La puissance de cet outil est parfaitement illustrée par l’exemple d’un projet de construction de site web qui a été retardé de six semaines. Si l’on en cherche la cause, on constate que le délai a été repoussé parce que la phase de conception de la maquette a pris beaucoup plus de temps que prévu à l’origine. Cela s’explique par le fait que le client a demandé à plusieurs reprises des modifications importantes du concept au cours du travail. En creusant un peu, il s’avère que la cause première du problème est l’absence d’exigences détaillées et d’étendue du projet dès le départ. Cette situation s’explique par le fait que le planning ne prévoyait pas d’atelier de découverte avec les principaux décideurs, ce qui signifie que le document d’initiation le plus important, la charte du projet, ne contenait pas de champ d’application défini avec précision. L’analyse finale conduit à la cause première : le processus d’appel d’offres Standard de l’entreprise ne comporte tout simplement pas de phase obligatoire de clarification des besoins avant la signature du contrat.
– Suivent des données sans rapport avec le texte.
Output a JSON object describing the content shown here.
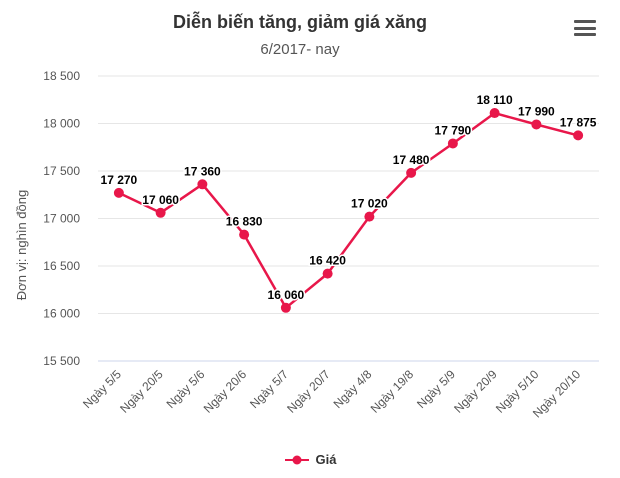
{
  "chart_data": {
    "type": "line",
    "title": "Diễn biến tăng, giảm giá xăng",
    "subtitle": "6/2017- nay",
    "ylabel": "Đơn vị: nghìn đồng",
    "xlabel": "",
    "ylim": [
      15500,
      18500
    ],
    "yticks": [
      15500,
      16000,
      16500,
      17000,
      17500,
      18000,
      18500
    ],
    "ytick_labels": [
      "15 500",
      "16 000",
      "16 500",
      "17 000",
      "17 500",
      "18 000",
      "18 500"
    ],
    "categories": [
      "Ngày 5/5",
      "Ngày 20/5",
      "Ngày 5/6",
      "Ngày 20/6",
      "Ngày 5/7",
      "Ngày 20/7",
      "Ngày 4/8",
      "Ngày 19/8",
      "Ngày 5/9",
      "Ngày 20/9",
      "Ngày 5/10",
      "Ngày 20/10"
    ],
    "series": [
      {
        "name": "Giá",
        "color": "#e8174a",
        "values": [
          17270,
          17060,
          17360,
          16830,
          16060,
          16420,
          17020,
          17480,
          17790,
          18110,
          17990,
          17875
        ],
        "labels": [
          "17 270",
          "17 060",
          "17 360",
          "16 830",
          "16 060",
          "16 420",
          "17 020",
          "17 480",
          "17 790",
          "18 110",
          "17 990",
          "17 875"
        ]
      }
    ],
    "grid": "horizontal",
    "legend": "bottom-center"
  },
  "menu_icon": "hamburger-menu-icon"
}
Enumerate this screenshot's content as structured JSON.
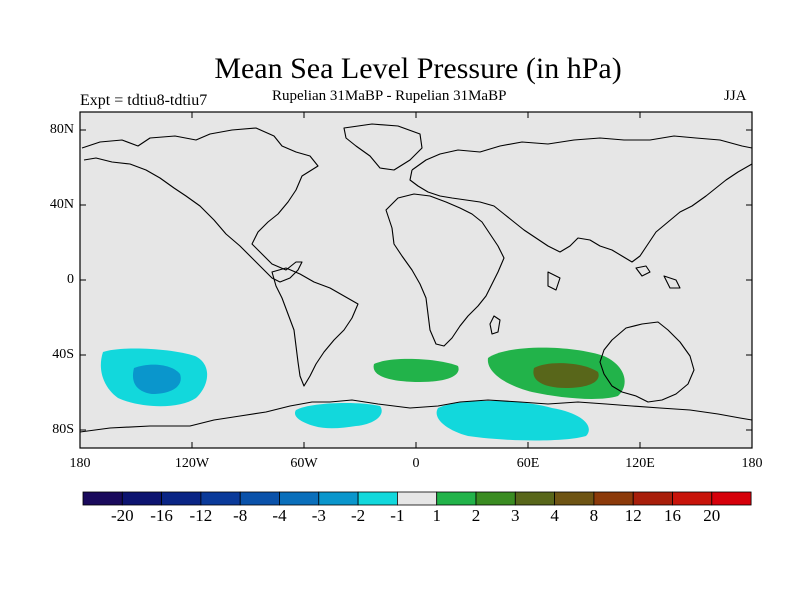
{
  "title": "Mean Sea Level Pressure (in hPa)",
  "experiment": "Expt = tdtiu8-tdtiu7",
  "period": "Rupelian  31MaBP - Rupelian  31MaBP",
  "season": "JJA",
  "lat_labels": [
    "80N",
    "40N",
    "0",
    "40S",
    "80S"
  ],
  "lon_labels": [
    "180",
    "120W",
    "60W",
    "0",
    "60E",
    "120E",
    "180"
  ],
  "colorbar": {
    "labels": [
      "-20",
      "-16",
      "-12",
      "-8",
      "-4",
      "-3",
      "-2",
      "-1",
      "1",
      "2",
      "3",
      "4",
      "8",
      "12",
      "16",
      "20"
    ],
    "colors": [
      "#1a0a5c",
      "#0d1470",
      "#0a2585",
      "#0a3a9a",
      "#0a52aa",
      "#0a6fbb",
      "#0a96cc",
      "#12d8dc",
      "#e6e6e6",
      "#22b34a",
      "#3a8c22",
      "#58661a",
      "#6e5414",
      "#8c3a0a",
      "#a81e0a",
      "#c8140a",
      "#d6000a"
    ]
  },
  "map_background": "#e6e6e6",
  "anomalies": [
    {
      "name": "south-pacific-low",
      "value": "-2 to -4",
      "lon": -135,
      "lat": -50
    },
    {
      "name": "south-atlantic-high",
      "value": "1 to 2",
      "lon": 5,
      "lat": -47
    },
    {
      "name": "south-indian-high",
      "value": "2 to 4",
      "lon": 75,
      "lat": -50
    },
    {
      "name": "antarctic-lows",
      "value": "-1 to -2",
      "lon": 50,
      "lat": -78
    }
  ]
}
Grâce à cette découverte, le chef de projet peut prendre des mesures correctives spécifiques et efficaces. Au lieu de se contenter d’éteindre les incendies dans l’ordre actuel, il introduit un atelier de découverte dans le processus de vente habituel et met en œuvre des règles claires de gestion du changement.
Bien que la méthode des 5 pourquoi soit extrêmement efficace, lorsqu’elle est utilisée de manière isolée, elle peut parfois limiter l’équipe à une seule voie d’analyse aléatoire. Pour atténuer ce risque et garantir une approche globale, il est essentiel de considérer cette technique comme la pierre angulaire d’une gestion de projet flexible : des stratégies clés pour des projets réussis. En combinant les 5 pourquoi avec un diagramme d’Ishikawa – souvent appelé diagramme en « arêtes de poisson » – les responsables peuvent obtenir un cadre de diagnostic beaucoup plus solide. Dans ce cadre, le diagramme d’Ishikawa fournit la « largeur » nécessaire, en catégorisant les causes potentielles telles que les personnes, les processus, la technologie ou les machines, tandis que la méthode des 5 pourquoi fournit la « profondeur » requise pour atteindre la source d’un problème.
Dans la pratique, cette synergie fonctionne un peu comme une carte mentale, permettant aux équipes de visualiser les connexions entre les différents domaines opérationnels sans négliger les fils critiques. En commençant par un brainstorming sur la structure d’Ishikawa, puis en appliquant les 5 pourquoi à ses branches les plus significatives, les équipes évitent de se contenter d’hypothèses superficielles. Cette méthodologie s’aligne parfaitement sur les normes de rapports A3 et le cycle PDCA (Plan-Do-Check-Act). En fin de compte, cette stratégie intégrée permet de planifier des actions correctives qui améliorent de manière réaliste et permanente les indicateurs KPI et les procédures organisationnelles dans leur ensemble.